The traditional method needs NASA astronauts to photograph their spacesuit gloves during and after each spacewalk and send them back to Earth for examination.
Once the images are received, NASA analysts evaluate photographs of the gloves for any damage that could constitute a concern, then report back to the astronauts on the International Space Station.
However, this is a lengthy process, and when astronauts get farther away from Earth, the communication weakens, which might lead to delays in the process.
Therefore to solve this challenge, Microsoft and HPE engineers are working with NASA scientists on a system that uses artificial intelligence and HPE’s Spaceborne Computer-2 to scan and analyze glove images directly on the International Space Station, potentially giving astronauts onboard autonomy with limited support from Earth.

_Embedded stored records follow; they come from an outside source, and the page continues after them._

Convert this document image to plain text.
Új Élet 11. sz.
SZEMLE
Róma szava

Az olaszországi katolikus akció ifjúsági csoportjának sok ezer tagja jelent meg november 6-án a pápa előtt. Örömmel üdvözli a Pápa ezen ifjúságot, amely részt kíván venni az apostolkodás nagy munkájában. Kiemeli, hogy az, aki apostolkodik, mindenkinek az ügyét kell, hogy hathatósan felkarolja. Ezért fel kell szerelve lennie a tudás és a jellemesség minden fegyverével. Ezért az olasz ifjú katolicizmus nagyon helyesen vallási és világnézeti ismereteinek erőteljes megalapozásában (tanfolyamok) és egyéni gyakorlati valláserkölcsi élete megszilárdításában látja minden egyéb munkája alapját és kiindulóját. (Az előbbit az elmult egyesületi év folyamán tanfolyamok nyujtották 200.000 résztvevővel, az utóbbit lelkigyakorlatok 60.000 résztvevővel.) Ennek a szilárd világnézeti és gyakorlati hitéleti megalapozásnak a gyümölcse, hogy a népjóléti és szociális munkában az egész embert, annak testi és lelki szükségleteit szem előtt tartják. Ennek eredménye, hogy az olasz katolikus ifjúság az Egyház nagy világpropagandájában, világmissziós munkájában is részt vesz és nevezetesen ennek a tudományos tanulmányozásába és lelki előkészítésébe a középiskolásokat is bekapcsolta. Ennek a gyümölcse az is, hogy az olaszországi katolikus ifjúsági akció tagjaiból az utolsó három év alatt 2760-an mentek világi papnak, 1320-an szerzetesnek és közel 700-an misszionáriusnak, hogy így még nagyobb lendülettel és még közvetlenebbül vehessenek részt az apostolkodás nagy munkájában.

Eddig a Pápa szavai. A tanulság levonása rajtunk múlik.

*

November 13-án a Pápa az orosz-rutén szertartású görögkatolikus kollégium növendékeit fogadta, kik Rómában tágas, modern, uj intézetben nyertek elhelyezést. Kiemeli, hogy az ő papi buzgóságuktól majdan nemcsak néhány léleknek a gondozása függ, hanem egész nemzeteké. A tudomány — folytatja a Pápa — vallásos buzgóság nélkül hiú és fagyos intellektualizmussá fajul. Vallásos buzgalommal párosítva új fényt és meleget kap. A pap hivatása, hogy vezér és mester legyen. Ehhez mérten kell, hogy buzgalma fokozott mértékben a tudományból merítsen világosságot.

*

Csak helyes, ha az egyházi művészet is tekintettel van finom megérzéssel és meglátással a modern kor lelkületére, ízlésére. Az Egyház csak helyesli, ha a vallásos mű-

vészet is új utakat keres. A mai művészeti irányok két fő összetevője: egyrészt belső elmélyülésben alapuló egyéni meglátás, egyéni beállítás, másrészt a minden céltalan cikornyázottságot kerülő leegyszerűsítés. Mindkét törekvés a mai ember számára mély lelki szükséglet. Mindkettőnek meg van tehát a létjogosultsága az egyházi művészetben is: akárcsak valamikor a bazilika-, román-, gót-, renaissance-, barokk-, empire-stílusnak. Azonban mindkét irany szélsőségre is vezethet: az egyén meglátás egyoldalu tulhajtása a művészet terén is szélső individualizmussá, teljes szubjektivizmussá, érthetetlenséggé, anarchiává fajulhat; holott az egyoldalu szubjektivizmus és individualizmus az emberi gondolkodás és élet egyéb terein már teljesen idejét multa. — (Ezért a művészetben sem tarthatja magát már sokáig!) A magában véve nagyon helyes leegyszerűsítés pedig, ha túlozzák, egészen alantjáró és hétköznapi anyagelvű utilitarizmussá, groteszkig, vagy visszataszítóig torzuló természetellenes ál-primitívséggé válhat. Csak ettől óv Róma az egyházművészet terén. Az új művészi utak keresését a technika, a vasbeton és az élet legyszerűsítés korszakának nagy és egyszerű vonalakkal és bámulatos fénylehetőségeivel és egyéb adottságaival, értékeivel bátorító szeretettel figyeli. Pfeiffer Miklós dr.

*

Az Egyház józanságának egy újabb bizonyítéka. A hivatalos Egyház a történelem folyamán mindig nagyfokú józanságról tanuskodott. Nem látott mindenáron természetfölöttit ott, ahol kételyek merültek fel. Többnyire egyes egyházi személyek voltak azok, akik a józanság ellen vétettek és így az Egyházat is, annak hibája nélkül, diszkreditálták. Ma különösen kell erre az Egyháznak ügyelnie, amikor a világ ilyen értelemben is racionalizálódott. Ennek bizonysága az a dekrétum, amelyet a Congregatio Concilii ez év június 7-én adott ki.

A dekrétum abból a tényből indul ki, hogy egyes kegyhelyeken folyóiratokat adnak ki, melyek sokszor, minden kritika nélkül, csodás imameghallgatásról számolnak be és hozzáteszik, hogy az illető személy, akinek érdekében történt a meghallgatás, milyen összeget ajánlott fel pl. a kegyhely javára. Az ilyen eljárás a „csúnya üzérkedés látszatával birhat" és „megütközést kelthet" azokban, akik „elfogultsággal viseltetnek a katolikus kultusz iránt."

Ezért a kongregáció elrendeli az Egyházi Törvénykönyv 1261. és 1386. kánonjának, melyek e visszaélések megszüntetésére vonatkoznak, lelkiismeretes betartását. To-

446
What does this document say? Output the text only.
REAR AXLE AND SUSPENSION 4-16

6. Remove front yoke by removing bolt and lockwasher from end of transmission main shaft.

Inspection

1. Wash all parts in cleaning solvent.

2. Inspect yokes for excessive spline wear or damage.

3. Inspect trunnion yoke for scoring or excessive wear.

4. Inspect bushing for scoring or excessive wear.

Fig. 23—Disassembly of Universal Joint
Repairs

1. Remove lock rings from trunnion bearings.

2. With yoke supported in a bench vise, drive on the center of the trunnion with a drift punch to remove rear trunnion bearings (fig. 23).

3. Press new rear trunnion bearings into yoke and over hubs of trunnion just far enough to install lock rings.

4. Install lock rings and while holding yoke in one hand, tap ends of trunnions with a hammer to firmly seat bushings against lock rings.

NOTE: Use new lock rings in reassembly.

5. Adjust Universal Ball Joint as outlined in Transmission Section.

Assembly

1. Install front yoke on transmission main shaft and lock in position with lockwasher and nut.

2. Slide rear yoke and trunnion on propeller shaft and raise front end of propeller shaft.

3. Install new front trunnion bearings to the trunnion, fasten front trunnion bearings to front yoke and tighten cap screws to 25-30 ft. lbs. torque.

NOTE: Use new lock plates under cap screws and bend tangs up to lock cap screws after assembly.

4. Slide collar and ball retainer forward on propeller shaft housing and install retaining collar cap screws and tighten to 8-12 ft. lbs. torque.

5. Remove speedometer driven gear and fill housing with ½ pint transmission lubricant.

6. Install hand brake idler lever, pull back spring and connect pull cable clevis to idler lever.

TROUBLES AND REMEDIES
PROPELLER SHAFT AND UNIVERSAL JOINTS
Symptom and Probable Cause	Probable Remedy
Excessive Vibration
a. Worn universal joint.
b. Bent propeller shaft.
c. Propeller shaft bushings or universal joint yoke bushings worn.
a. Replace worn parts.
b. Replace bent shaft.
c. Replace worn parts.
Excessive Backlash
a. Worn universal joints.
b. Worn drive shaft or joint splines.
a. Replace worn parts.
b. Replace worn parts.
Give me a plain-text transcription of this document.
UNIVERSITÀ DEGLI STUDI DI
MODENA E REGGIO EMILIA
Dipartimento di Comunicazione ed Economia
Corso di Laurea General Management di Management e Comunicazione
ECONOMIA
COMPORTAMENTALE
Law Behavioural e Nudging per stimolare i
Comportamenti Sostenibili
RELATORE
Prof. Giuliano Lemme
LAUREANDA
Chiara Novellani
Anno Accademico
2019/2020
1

The NASA team started with a selection of new, undamaged gloves along with gloves that had seen wear and tear during spacewalks and training on the ground. Photographs of those gloves were then clicked and scrutinized using Azure Cognitive Services’ Custom Vision.
The generated information was then used to train a Microsoft Azure cloud-based AI system, with the results being compared against actual NASA damage reports and photographs.
HPE’s Spaceborne Computer-2 deployed in the ISS analyzes the images clicked by crew members using the Glove Analyzer model to search for damages in real-time, and in case of damage, a notification is sent to Earth for the engineers to review. Microsoft says that the AI tool can also display a probability score of gloves to give an idea about how much damage the gloves are before astronauts use them.
Data and AI Specialist at Microsoft, Jennifer Ott, said, “Bringing cloud computing power to the ultimate edge through projects like this allows us to think about and prepare for what we can safely do next – as we expect longer-range human spaceflights in the future and as we collectively begin pushing that edge further out.”